Description
The monument consists of two chambered burial cairns, one with a secondary Iron Age aisled house constructed into it, and a standing stone lying between the two cairns.
The remains all lie on the S slopes of South Clettraval, and command extensive open outlooks to the S and W. The S cairn, called Tigh Cloiche, has been disturbed by the construction of shielings, and its chamber is exposed. The cairn has measured at least 30m in diameter, but the S and W sides are too spread to allow an accurate measurement. Towards the centre is exposed a narrow, parallel-sided chamber of large blocks. The entrance was from the E.
Some 220m to the NNW is a single large standing stone, 1.6m high by 1.1m wide. A further 180m NNW are the remains of a second mutilated chambered cairn with later occupation as an Iron Age settlement. This site was excavated in 1934 and 1946-8. The cairn is a large mound, built into the hillside, with remains of the S and E sides of a peristalith of large boulders implying a rectangular plan.
The chamber, which opens to the E, is in five sections, and is of the "passage grave"type. To the W of the chamber are the remains of an aisled round house with several outbuildings, including a sub-rectangular structure interpreted as a byre. All of these later structures lie within the curve of the W part of a wall which may once have encircled the whole site. The remains of this complex were not completely excavated, and archaeological deposits survive.

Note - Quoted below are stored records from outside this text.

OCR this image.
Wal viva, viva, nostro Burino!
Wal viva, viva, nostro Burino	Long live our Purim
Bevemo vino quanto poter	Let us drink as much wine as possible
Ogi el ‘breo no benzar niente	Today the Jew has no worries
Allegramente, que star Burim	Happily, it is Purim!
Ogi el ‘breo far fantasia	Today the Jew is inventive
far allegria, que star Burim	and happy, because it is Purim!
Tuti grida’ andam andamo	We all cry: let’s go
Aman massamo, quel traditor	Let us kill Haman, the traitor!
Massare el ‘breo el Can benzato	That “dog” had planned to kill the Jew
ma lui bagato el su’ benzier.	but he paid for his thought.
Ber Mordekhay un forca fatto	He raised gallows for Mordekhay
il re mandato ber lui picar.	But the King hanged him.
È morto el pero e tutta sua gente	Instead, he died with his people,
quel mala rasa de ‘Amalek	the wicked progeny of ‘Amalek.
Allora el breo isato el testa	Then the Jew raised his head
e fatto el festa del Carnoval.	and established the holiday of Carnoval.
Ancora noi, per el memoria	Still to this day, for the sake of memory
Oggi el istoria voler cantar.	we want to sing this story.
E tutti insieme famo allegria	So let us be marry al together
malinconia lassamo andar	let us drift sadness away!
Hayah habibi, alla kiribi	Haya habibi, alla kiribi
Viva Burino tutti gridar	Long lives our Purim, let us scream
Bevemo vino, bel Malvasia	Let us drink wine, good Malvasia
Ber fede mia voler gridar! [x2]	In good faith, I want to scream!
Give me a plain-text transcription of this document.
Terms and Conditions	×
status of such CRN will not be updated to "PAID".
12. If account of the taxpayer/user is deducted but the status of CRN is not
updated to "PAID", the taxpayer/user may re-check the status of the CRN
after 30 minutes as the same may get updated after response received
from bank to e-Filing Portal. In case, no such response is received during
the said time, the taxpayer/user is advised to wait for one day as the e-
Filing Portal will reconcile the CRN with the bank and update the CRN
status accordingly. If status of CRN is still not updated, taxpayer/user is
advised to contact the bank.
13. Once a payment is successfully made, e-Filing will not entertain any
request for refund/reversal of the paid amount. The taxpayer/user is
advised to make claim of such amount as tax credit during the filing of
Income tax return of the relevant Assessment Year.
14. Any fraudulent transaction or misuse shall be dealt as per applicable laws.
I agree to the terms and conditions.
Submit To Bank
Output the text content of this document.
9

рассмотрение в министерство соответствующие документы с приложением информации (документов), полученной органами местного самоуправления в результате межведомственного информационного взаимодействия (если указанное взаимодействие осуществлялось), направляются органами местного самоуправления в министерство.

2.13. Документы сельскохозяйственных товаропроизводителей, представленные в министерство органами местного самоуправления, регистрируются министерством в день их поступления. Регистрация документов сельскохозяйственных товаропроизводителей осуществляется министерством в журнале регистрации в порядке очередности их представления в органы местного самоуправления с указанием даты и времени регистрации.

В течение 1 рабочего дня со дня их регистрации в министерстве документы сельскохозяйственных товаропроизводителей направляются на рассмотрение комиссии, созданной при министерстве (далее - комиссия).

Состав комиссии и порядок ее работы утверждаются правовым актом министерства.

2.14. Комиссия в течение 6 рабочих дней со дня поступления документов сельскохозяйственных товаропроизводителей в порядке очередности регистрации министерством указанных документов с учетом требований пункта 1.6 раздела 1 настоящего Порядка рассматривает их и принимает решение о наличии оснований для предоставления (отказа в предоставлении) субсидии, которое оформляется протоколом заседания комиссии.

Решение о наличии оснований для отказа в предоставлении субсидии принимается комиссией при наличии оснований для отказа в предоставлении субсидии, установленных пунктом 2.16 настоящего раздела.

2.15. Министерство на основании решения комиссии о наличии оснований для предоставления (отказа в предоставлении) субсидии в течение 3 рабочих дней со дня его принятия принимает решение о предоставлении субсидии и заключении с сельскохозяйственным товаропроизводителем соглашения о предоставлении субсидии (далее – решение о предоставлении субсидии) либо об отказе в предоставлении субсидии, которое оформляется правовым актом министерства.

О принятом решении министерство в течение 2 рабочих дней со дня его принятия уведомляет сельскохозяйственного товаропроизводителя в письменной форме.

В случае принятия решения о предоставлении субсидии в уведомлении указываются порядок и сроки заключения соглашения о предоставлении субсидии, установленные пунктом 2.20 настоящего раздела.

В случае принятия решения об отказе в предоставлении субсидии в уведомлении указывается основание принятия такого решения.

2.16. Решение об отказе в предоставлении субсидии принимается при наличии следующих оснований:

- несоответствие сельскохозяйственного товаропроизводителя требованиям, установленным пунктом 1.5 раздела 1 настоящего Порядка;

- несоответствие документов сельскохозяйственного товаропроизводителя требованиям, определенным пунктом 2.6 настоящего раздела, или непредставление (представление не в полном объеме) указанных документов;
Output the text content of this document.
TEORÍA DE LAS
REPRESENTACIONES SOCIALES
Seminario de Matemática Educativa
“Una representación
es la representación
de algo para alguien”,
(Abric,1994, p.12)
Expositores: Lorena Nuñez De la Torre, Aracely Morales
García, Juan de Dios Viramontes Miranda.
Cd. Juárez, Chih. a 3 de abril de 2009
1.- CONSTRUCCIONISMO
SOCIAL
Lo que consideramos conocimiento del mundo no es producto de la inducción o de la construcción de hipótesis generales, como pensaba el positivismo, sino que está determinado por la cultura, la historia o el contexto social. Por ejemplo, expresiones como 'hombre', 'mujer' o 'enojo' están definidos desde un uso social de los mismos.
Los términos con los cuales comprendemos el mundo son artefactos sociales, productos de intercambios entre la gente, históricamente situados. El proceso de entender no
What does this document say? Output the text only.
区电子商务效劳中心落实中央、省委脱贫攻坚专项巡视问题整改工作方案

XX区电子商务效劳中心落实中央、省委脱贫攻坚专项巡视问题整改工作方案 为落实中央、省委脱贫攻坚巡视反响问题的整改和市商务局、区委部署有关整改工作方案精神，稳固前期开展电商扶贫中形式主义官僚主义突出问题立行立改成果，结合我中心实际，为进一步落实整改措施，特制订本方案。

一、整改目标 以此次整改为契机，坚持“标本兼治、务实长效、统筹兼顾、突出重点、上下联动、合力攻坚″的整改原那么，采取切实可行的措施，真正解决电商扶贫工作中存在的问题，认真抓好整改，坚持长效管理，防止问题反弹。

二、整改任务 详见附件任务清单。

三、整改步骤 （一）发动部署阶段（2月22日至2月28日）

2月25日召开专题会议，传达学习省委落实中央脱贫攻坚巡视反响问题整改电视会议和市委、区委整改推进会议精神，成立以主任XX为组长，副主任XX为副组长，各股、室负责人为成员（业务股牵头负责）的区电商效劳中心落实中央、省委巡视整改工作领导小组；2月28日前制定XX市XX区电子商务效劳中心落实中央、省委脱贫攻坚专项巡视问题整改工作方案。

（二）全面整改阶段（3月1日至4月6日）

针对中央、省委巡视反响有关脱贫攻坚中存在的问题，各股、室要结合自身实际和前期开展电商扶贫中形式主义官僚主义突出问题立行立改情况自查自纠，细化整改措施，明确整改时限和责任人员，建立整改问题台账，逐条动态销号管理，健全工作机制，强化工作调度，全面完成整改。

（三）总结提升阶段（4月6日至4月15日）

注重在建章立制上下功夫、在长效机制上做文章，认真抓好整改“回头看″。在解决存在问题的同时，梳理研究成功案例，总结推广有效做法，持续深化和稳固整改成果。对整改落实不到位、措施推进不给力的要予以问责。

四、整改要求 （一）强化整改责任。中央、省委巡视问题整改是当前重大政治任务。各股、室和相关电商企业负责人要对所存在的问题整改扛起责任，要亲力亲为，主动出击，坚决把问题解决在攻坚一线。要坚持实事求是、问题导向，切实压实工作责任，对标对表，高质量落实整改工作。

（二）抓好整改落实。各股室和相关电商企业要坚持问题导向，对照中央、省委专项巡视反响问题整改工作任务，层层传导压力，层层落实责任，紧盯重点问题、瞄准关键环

The area to be scheduled is in two parts: a 100m square, aligned N-S, containing the SE cairn and an area around it, and a triangle with N side of 200m, E side of 235m and SW side of 310m containing the NW cairn, the aisled house and outbuildings and the standing stone, together with an area around them in which further remains may survive, all as marked in red on the accompanying map.
Statement of National Importance
The monument is of national importance as a group of Neolithic ritual monuments which have the potential to provide information about prehistoric funerary and ritual architecture and burial practices, with Iron Age remains which are important in themselves, as one of the most complete non-defensive Iron Age complexes so far identified in the Western Isles, and for the light it may shed upon the frequently observed phenomenon, throughout northern Scotland, of the Iron Age re-use of chambered tombs as dwelling-places.